Die Gerichtskosten wurden im Umfang von CHF 2'500.- der Rekurrentin und von CHF 500.- dem Kanton Tessin auferlegt. Der Kanton Tessin wurde verpflichtet, der Rekurrentin eine reduzierte Parteientschädigung von CHF 500.- zu zahlen. Die Sache wurde zur neuen Festsetzung der Kosten und Parteientschädigungen für das kantonale Verfahren an die Camera di diritto tributario des Tribunale d'appello des Kantons Tessin zurückgewiesen.

Kurze Zusammenfassung der wesentlichen Punkte:

Das Bundesgericht bestätigte die Bedeutung des Kriteriums der "effektiven Verwaltung" als massgebenden Anknüpfungspunkt für die unbeschränkte Steuerpflicht juristischer Personen, insbesondere wenn der statutarische Sitz die tatsächlichen Verhältnisse nicht widerspiegelt.

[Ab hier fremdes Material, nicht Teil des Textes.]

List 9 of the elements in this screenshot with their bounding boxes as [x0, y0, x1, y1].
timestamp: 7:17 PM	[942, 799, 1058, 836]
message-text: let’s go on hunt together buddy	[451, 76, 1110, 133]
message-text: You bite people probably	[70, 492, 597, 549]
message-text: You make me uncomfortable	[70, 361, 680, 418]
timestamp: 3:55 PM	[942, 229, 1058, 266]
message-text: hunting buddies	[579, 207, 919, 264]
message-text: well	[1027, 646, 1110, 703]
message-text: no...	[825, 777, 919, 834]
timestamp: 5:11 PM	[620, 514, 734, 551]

Die effektive Verwaltung ist dort, wo die Geschäftsführung mit überwiegender Wahrscheinlichkeit tatsächlich und hauptsächlich ausgeübt wird. Im vorliegenden Fall wurde die unbeschränkte Steuerpflicht der A._ AG im Kanton Tessin für die Steuerperiode 2017 verneint, da die Hauptakteurin F._ in diesem Zeitraum im Ausland wohnhaft war und eine genügende Präsenz im Tessin nicht belegt werden konnte. Für die Steuerperioden 2018-2022 wurde die unbeschränkte Steuerpflicht im Tessin hingegen bestätigt. Begründet wurde dies mit F.__s Rückkehr ins Tessin, ihrer Stellung als einzige Angestellte, ihrer umfassenden beruflichen Tätigkeit im Tessin sowie weiteren Indizien wie Bankbeziehungen und Domicilierungsverträgen, welche die mangelnde Substanz der statutarischen Sitze belegten. Die Rügen bezüglich der Doppelbesteuerung durch andere Kantone wurden wegen mangelnder Substanziierung der konkreten Anfechtungsobjekte als unzulässig erachtet.